Редакция встретила теплом. В фойе среди дипломно-календарных стен за стареньким ресепшеном женщина послебальзаковского возраста внимательно изучала вошедшего поэта.

– Здравствуйте, – просто приветствовал Архип.

– Доброе утро! По какой-то проблеме?

– Я стихи принес.

– Публиковать?

– Да.

– Давайте, я вам пропуск оформлю. Зайдете к главному редактору. А он вас определит к журналисту. Покажите, что у вас там.
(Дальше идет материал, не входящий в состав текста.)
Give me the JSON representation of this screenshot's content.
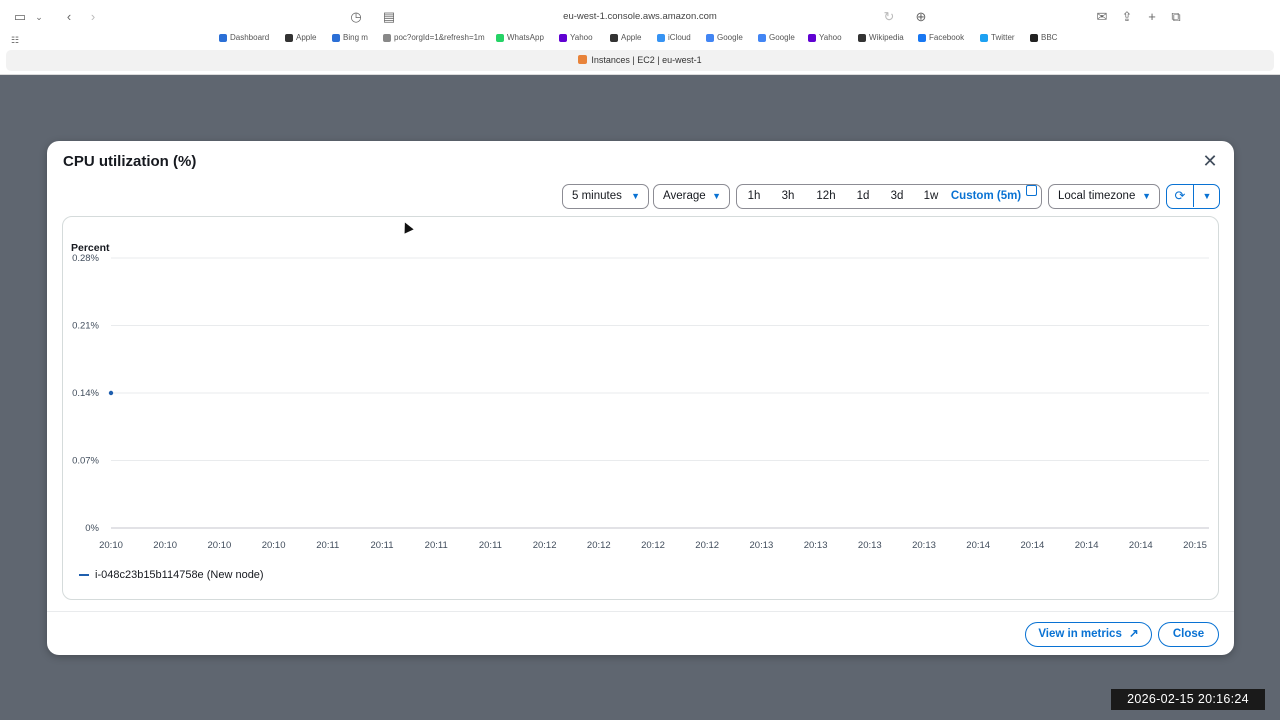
{
  "browser": {
    "url": "eu-west-1.console.aws.amazon.com",
    "tab_title": "Instances | EC2 | eu-west-1",
    "bookmarks": [
      {
        "label": "Dashboard",
        "color": "#2b6fd6"
      },
      {
        "label": "Apple",
        "color": "#333333"
      },
      {
        "label": "Bing m",
        "color": "#2b6fd6"
      },
      {
        "label": "poc?orgId=1&refresh=1m",
        "color": "#888888"
      },
      {
        "label": "WhatsApp",
        "color": "#25d366"
      },
      {
        "label": "Yahoo",
        "color": "#6001d2"
      },
      {
        "label": "Apple",
        "color": "#333333"
      },
      {
        "label": "iCloud",
        "color": "#3693f3"
      },
      {
        "label": "Google",
        "color": "#4285f4"
      },
      {
        "label": "Google",
        "color": "#4285f4"
      },
      {
        "label": "Yahoo",
        "color": "#6001d2"
      },
      {
        "label": "Wikipedia",
        "color": "#333333"
      },
      {
        "label": "Facebook",
        "color": "#1877f2"
      },
      {
        "label": "Twitter",
        "color": "#1da1f2"
      },
      {
        "label": "BBC",
        "color": "#222222"
      }
    ]
  },
  "modal": {
    "title": "CPU utilization (%)",
    "period": "5 minutes",
    "statistic": "Average",
    "ranges": [
      "1h",
      "3h",
      "12h",
      "1d",
      "3d",
      "1w"
    ],
    "custom_range": "Custom (5m)",
    "timezone": "Local timezone",
    "view_in_metrics": "View in metrics",
    "close": "Close"
  },
  "chart_data": {
    "type": "line",
    "ylabel": "Percent",
    "y_ticks": [
      "0.28%",
      "0.21%",
      "0.14%",
      "0.07%",
      "0%"
    ],
    "ylim": [
      0,
      0.28
    ],
    "x_ticks": [
      "20:10",
      "20:10",
      "20:10",
      "20:10",
      "20:11",
      "20:11",
      "20:11",
      "20:11",
      "20:12",
      "20:12",
      "20:12",
      "20:12",
      "20:13",
      "20:13",
      "20:13",
      "20:13",
      "20:14",
      "20:14",
      "20:14",
      "20:14",
      "20:15"
    ],
    "grid": true,
    "legend_position": "bottom-left",
    "series": [
      {
        "name": "i-048c23b15b114758e (New node)",
        "color": "#1f5fae",
        "points": [
          {
            "x": "20:10",
            "y": 0.14
          }
        ]
      }
    ]
  },
  "timestamp": "2026-02-15  20:16:24"
}
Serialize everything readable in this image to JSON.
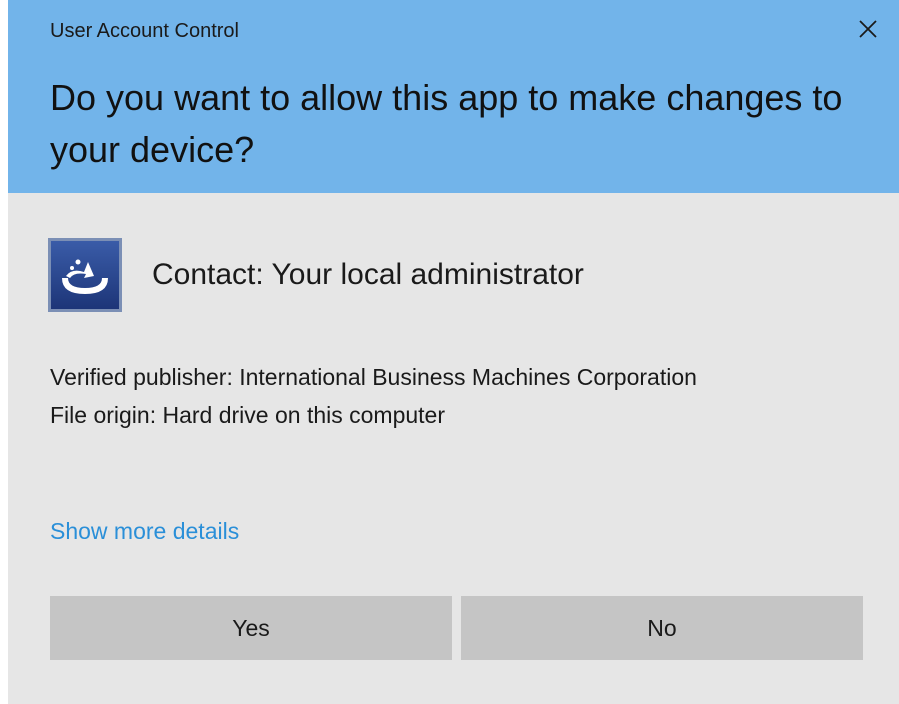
{
  "dialog": {
    "title": "User Account Control",
    "question": "Do you want to allow this app to make changes to your device?",
    "app_name": "Contact:  Your local administrator",
    "app_icon": "ibm-admin-app-icon",
    "details": {
      "publisher": "Verified publisher: International Business Machines Corporation",
      "file_origin": "File origin: Hard drive on this computer"
    },
    "show_more_link": "Show more details",
    "buttons": {
      "yes": "Yes",
      "no": "No"
    },
    "close_icon": "close-icon"
  },
  "colors": {
    "header_bg": "#72b4ea",
    "body_bg": "#e6e6e6",
    "button_bg": "#c5c5c5",
    "link": "#2a8fd8"
  }
}
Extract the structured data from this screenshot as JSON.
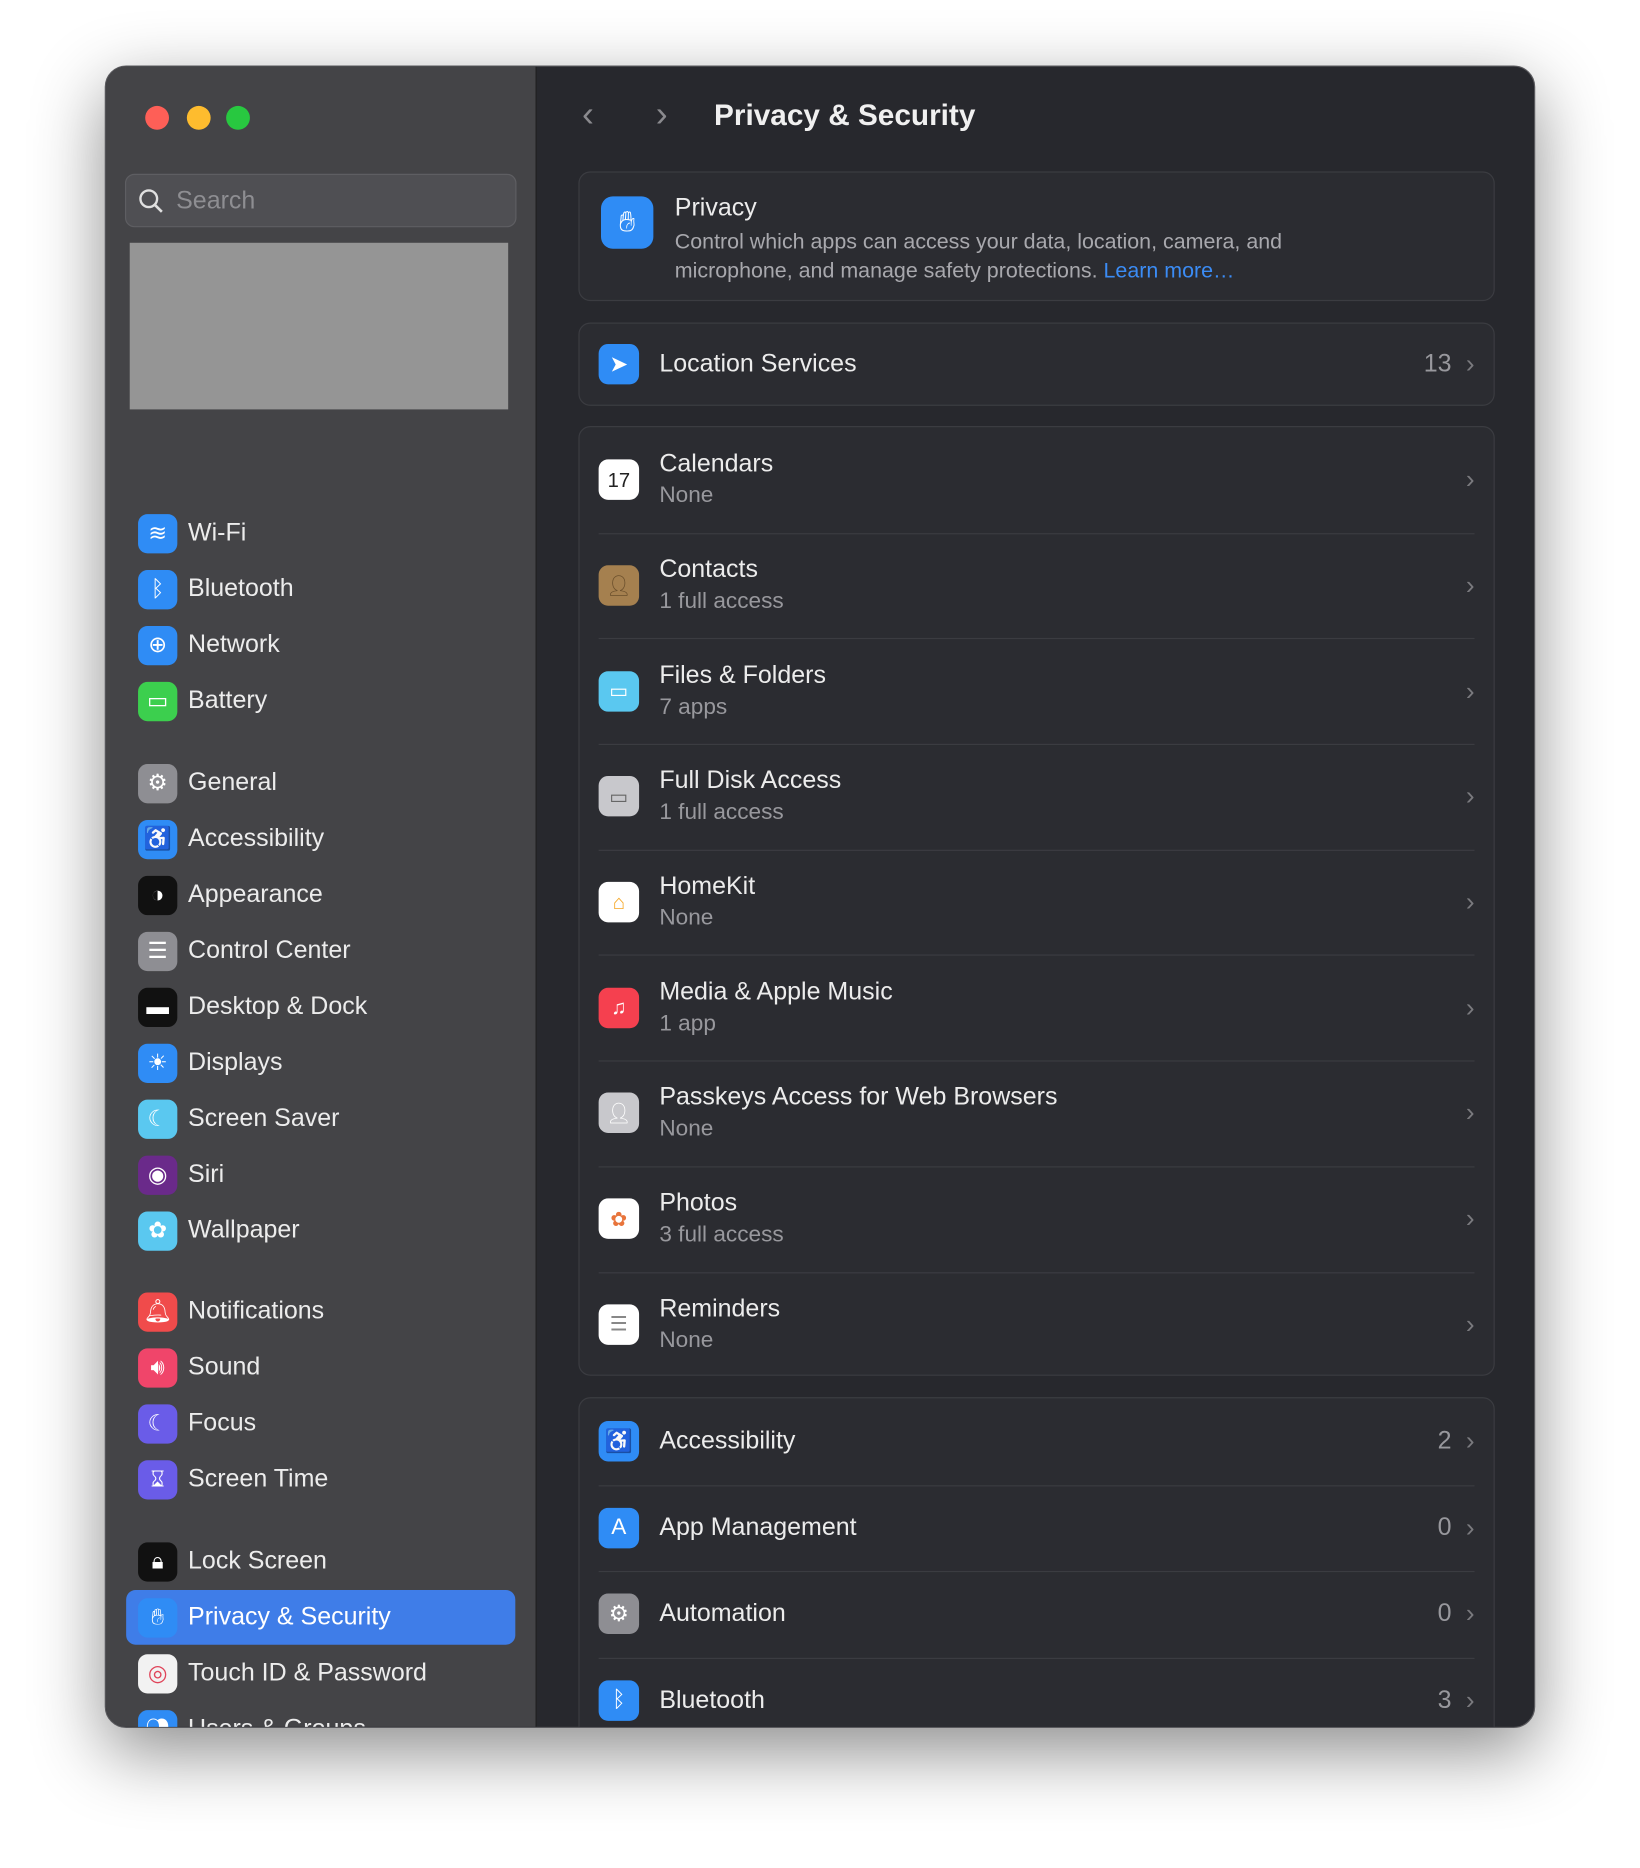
{
  "window": {
    "traffic_lights": {
      "close": "#fe5f57",
      "minimize": "#febc2e",
      "zoom": "#28c840"
    }
  },
  "sidebar": {
    "search": {
      "placeholder": "Search",
      "icon": "magnifying-glass-icon"
    },
    "items": [
      {
        "label": "Wi-Fi",
        "icon": "wifi-icon",
        "color": "#2f8cf5",
        "glyph": "≋"
      },
      {
        "label": "Bluetooth",
        "icon": "bluetooth-icon",
        "color": "#2f8cf5",
        "glyph": "ᛒ"
      },
      {
        "label": "Network",
        "icon": "globe-icon",
        "color": "#2f8cf5",
        "glyph": "⊕"
      },
      {
        "label": "Battery",
        "icon": "battery-icon",
        "color": "#3ccf4e",
        "glyph": "▭"
      },
      {
        "label": "General",
        "icon": "gear-icon",
        "color": "#8e8e93",
        "glyph": "⚙"
      },
      {
        "label": "Accessibility",
        "icon": "accessibility-icon",
        "color": "#2f8cf5",
        "glyph": "♿"
      },
      {
        "label": "Appearance",
        "icon": "appearance-icon",
        "color": "#111111",
        "glyph": "◑"
      },
      {
        "label": "Control Center",
        "icon": "toggles-icon",
        "color": "#8e8e93",
        "glyph": "☰"
      },
      {
        "label": "Desktop & Dock",
        "icon": "dock-icon",
        "color": "#111111",
        "glyph": "▬"
      },
      {
        "label": "Displays",
        "icon": "sun-icon",
        "color": "#2f8cf5",
        "glyph": "☀"
      },
      {
        "label": "Screen Saver",
        "icon": "screen-saver-icon",
        "color": "#5ac8f0",
        "glyph": "☾"
      },
      {
        "label": "Siri",
        "icon": "siri-icon",
        "color": "#6a2a8a",
        "glyph": "◉"
      },
      {
        "label": "Wallpaper",
        "icon": "flower-icon",
        "color": "#5ac8f0",
        "glyph": "✿"
      },
      {
        "label": "Notifications",
        "icon": "bell-icon",
        "color": "#f04b4b",
        "glyph": "🔔︎"
      },
      {
        "label": "Sound",
        "icon": "speaker-icon",
        "color": "#f0456a",
        "glyph": "🔊︎"
      },
      {
        "label": "Focus",
        "icon": "moon-icon",
        "color": "#6a5ce8",
        "glyph": "☾"
      },
      {
        "label": "Screen Time",
        "icon": "hourglass-icon",
        "color": "#6a5ce8",
        "glyph": "⌛︎"
      },
      {
        "label": "Lock Screen",
        "icon": "lock-icon",
        "color": "#111111",
        "glyph": "🔒︎"
      },
      {
        "label": "Privacy & Security",
        "icon": "hand-icon",
        "color": "#2f8cf5",
        "glyph": "✋︎",
        "selected": true
      },
      {
        "label": "Touch ID & Password",
        "icon": "fingerprint-icon",
        "color": "#f2f2f2",
        "glyph": "◎"
      },
      {
        "label": "Users & Groups",
        "icon": "users-icon",
        "color": "#2f8cf5",
        "glyph": "👥︎"
      }
    ]
  },
  "header": {
    "title": "Privacy & Security",
    "back": "‹",
    "forward": "›"
  },
  "privacy": {
    "title": "Privacy",
    "description": "Control which apps can access your data, location, camera, and microphone, and manage safety protections.",
    "link": "Learn more…",
    "icon": "hand-icon"
  },
  "location": {
    "label": "Location Services",
    "count": "13",
    "icon": "location-arrow-icon"
  },
  "permissions": [
    {
      "label": "Calendars",
      "status": "None",
      "icon": "calendar-icon",
      "color": "#ffffff",
      "glyph": "17",
      "fg": "#222"
    },
    {
      "label": "Contacts",
      "status": "1 full access",
      "icon": "contacts-icon",
      "color": "#a5804f",
      "glyph": "👤︎",
      "fg": "#6b4f2c"
    },
    {
      "label": "Files & Folders",
      "status": "7 apps",
      "icon": "folder-icon",
      "color": "#5ac8f0",
      "glyph": "▭",
      "fg": "#fff"
    },
    {
      "label": "Full Disk Access",
      "status": "1 full access",
      "icon": "disk-icon",
      "color": "#c8c8cc",
      "glyph": "▭",
      "fg": "#666"
    },
    {
      "label": "HomeKit",
      "status": "None",
      "icon": "home-icon",
      "color": "#ffffff",
      "glyph": "⌂",
      "fg": "#f5a623"
    },
    {
      "label": "Media & Apple Music",
      "status": "1 app",
      "icon": "music-icon",
      "color": "#f5404f",
      "glyph": "♫",
      "fg": "#fff"
    },
    {
      "label": "Passkeys Access for Web Browsers",
      "status": "None",
      "icon": "passkey-icon",
      "color": "#c8c8cc",
      "glyph": "👤︎",
      "fg": "#fff"
    },
    {
      "label": "Photos",
      "status": "3 full access",
      "icon": "photos-icon",
      "color": "#ffffff",
      "glyph": "✿",
      "fg": "#e8743b"
    },
    {
      "label": "Reminders",
      "status": "None",
      "icon": "reminders-icon",
      "color": "#ffffff",
      "glyph": "☰",
      "fg": "#888"
    }
  ],
  "more": [
    {
      "label": "Accessibility",
      "count": "2",
      "icon": "accessibility-icon",
      "color": "#2f8cf5",
      "glyph": "♿"
    },
    {
      "label": "App Management",
      "count": "0",
      "icon": "app-store-icon",
      "color": "#2f8cf5",
      "glyph": "A"
    },
    {
      "label": "Automation",
      "count": "0",
      "icon": "gears-icon",
      "color": "#8e8e93",
      "glyph": "⚙"
    },
    {
      "label": "Bluetooth",
      "count": "3",
      "icon": "bluetooth-icon",
      "color": "#2f8cf5",
      "glyph": "ᛒ"
    }
  ],
  "colors": {
    "accent": "#3f7de8",
    "link": "#3b8cf5"
  }
}
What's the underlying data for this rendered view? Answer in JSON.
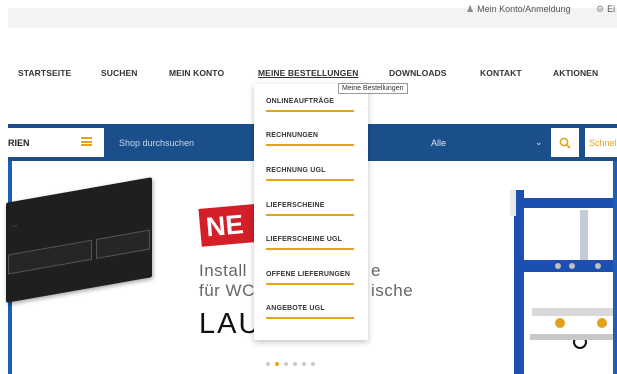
{
  "topbar": {
    "account_label": "Mein Konto/Anmeldung",
    "second_label": "Ei"
  },
  "nav": {
    "items": [
      {
        "label": "STARTSEITE"
      },
      {
        "label": "SUCHEN"
      },
      {
        "label": "MEIN KONTO"
      },
      {
        "label": "MEINE BESTELLUNGEN"
      },
      {
        "label": "DOWNLOADS"
      },
      {
        "label": "KONTAKT"
      },
      {
        "label": "AKTIONEN"
      }
    ],
    "tooltip": "Meine Bestellungen"
  },
  "dropdown": {
    "items": [
      {
        "label": "ONLINEAUFTRÄGE"
      },
      {
        "label": "RECHNUNGEN"
      },
      {
        "label": "RECHNUNG UGL"
      },
      {
        "label": "LIEFERSCHEINE"
      },
      {
        "label": "LIEFERSCHEINE UGL"
      },
      {
        "label": "OFFENE LIEFERUNGEN"
      },
      {
        "label": "ANGEBOTE UGL"
      }
    ]
  },
  "searchbar": {
    "category_label": "RIEN",
    "placeholder": "Shop durchsuchen",
    "select_value": "Alle",
    "quick_label": "Schnel"
  },
  "hero": {
    "badge": "NE",
    "line1": "Install",
    "line1_tail": "e",
    "line2": "für WC",
    "line2_tail": "ische",
    "brand": "LAU",
    "slides_total": 6,
    "active_slide": 2
  },
  "colors": {
    "accent": "#e6a21a",
    "bar_blue": "#1b4f8c",
    "badge_red": "#d41f28"
  }
}
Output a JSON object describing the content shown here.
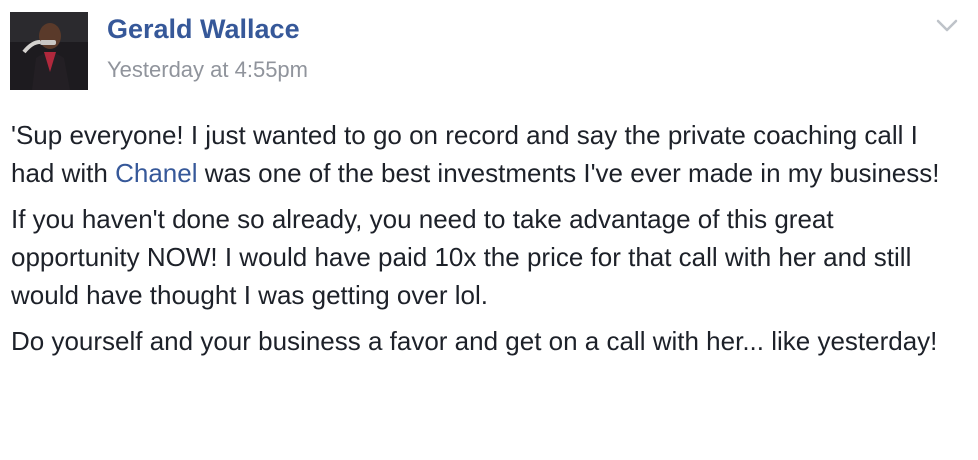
{
  "author": {
    "name": "Gerald Wallace",
    "avatar_icon": "profile-photo",
    "timestamp": "Yesterday at 4:55pm"
  },
  "menu": {
    "icon": "chevron-down-icon"
  },
  "post": {
    "p1_before": "'Sup everyone! I just wanted to go on record and say the private coaching call I had with ",
    "p1_mention": "Chanel",
    "p1_after": " was one of the best investments I've ever made in my business!",
    "p2": "If you haven't done so already, you need to take advantage of this great opportunity NOW! I would have paid 10x the price for that call with her and still would have thought I was getting over lol.",
    "p3": "Do yourself and your business a favor and get on a call with her... like yesterday!"
  },
  "colors": {
    "link": "#365899",
    "text": "#1d2129",
    "meta": "#90949c"
  }
}
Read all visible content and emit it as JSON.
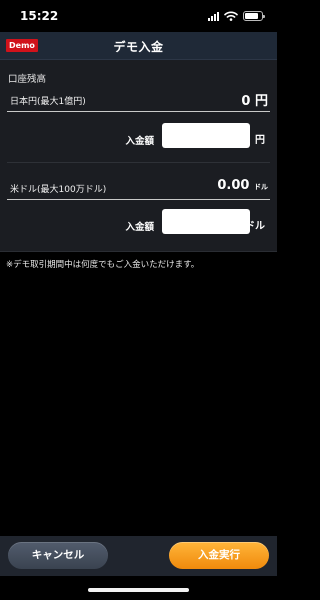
{
  "status_bar": {
    "time": "15:22"
  },
  "header": {
    "badge": "Demo",
    "title": "デモ入金"
  },
  "account": {
    "section_label": "口座残高",
    "jpy": {
      "label": "日本円(最大1億円)",
      "balance": "0",
      "unit": "円",
      "input_label": "入金額",
      "input_value": "",
      "input_unit": "円"
    },
    "usd": {
      "label": "米ドル(最大100万ドル)",
      "balance": "0.00",
      "unit": "ドル",
      "input_label": "入金額",
      "input_value": "",
      "input_unit": "ドル"
    }
  },
  "note": "※デモ取引期間中は何度でもご入金いただけます。",
  "footer": {
    "cancel_label": "キャンセル",
    "execute_label": "入金実行"
  },
  "colors": {
    "execute_button": "#f39c1f",
    "demo_badge": "#d0121b"
  },
  "icons": [
    "cellular-signal-icon",
    "wifi-icon",
    "battery-icon"
  ]
}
Архип положил на ресепшен папку с сотней распечатанных на принтере стихов. Посмотрел на женщину. Похоже, не удивилась объему. Наверное, такие количества текста – дело привычное.

– Распишитесь здесь. Ага. Хорошо. Теперь по коридору, первая дверь направо. Постучитесь и пропуск покажите.

Постучался, толкнул дверь, вынырнул из проходного полумрака в роскошную светлость начальственного кабинета.

Сидящий за широким столом человек поднял голову, обнаружив черные усики и внимательные щелочки-глазки.

– Вот, – Архип показал пропуск-индульгенцию, оправдывающую внезапное вторжение.

– Так-так, – отрывисто стрекотнул редактор, принимая бумаги поэта. – Стихи? Прекрасно! Давно пишете?

– Всю жизнь.

– Молодца! А чего к нам? Почему не в Союз писателей?

– Москва не сразу строилась, – Архипу показалось удачной эта всплывшая из глубин бессознательного фраза. – Сначала в любимой газете, а потом всё остальное.

Редактору понравилось. Расплылся в улыбке.

– Отлично! Направлю вас к Некрасову. Он у нас поэзией занимается.

Архип смутился. Отсылка к классику показалась какой-то издевкой. Редактор понял растерянность посетителя.

– Это журналист у нас такой работает, – пояснил он. – Некрасов его фамилия. Игнат Валерьевич. Не тот, что «в лесу раздавался топор дровосека». Наш, местный.

Сзади кто-то тихо красиво дышал. Архип обернулся, обнаружив стройную молодую женщину с ворохом документов в руках.

– Ирочка! – обрадовался редактор. – Тут поэт к Некрасову. Покажешь, куда идти. А потом я тебя приму.

Архипу померещилось, будто по лицу Ирочки пробежало темное облачко недовольства.

– Хорошо, Вадим Викторович, – лицо девушки все же осветилось улыбкой. – Идите за мной, покажу.

Темный коридор пах старой бумагой и сыростью. Минув несколько закрытых дверей, перешагнули избитый посетителями порог и вошли в просторный кабинет. Сразу три журналиста – мужчина и две женщины – звонко шлепали пальцами по клавиатурам.

– Игнат! – позвала Ирина мужчину. Тот неохотно оторвался от монитора. – К тебе. Стихи.

Ушла.

Игнат с интересом смотрел на Архипа. Глубокий шрам делил неровной линией левую щеку журналиста пополам. Зловещий такой шрам. И человек показался Архипу смутно зловещим, где-то в самой глубине сущности, далеко за вот этой добродушной и открытой улыбкой.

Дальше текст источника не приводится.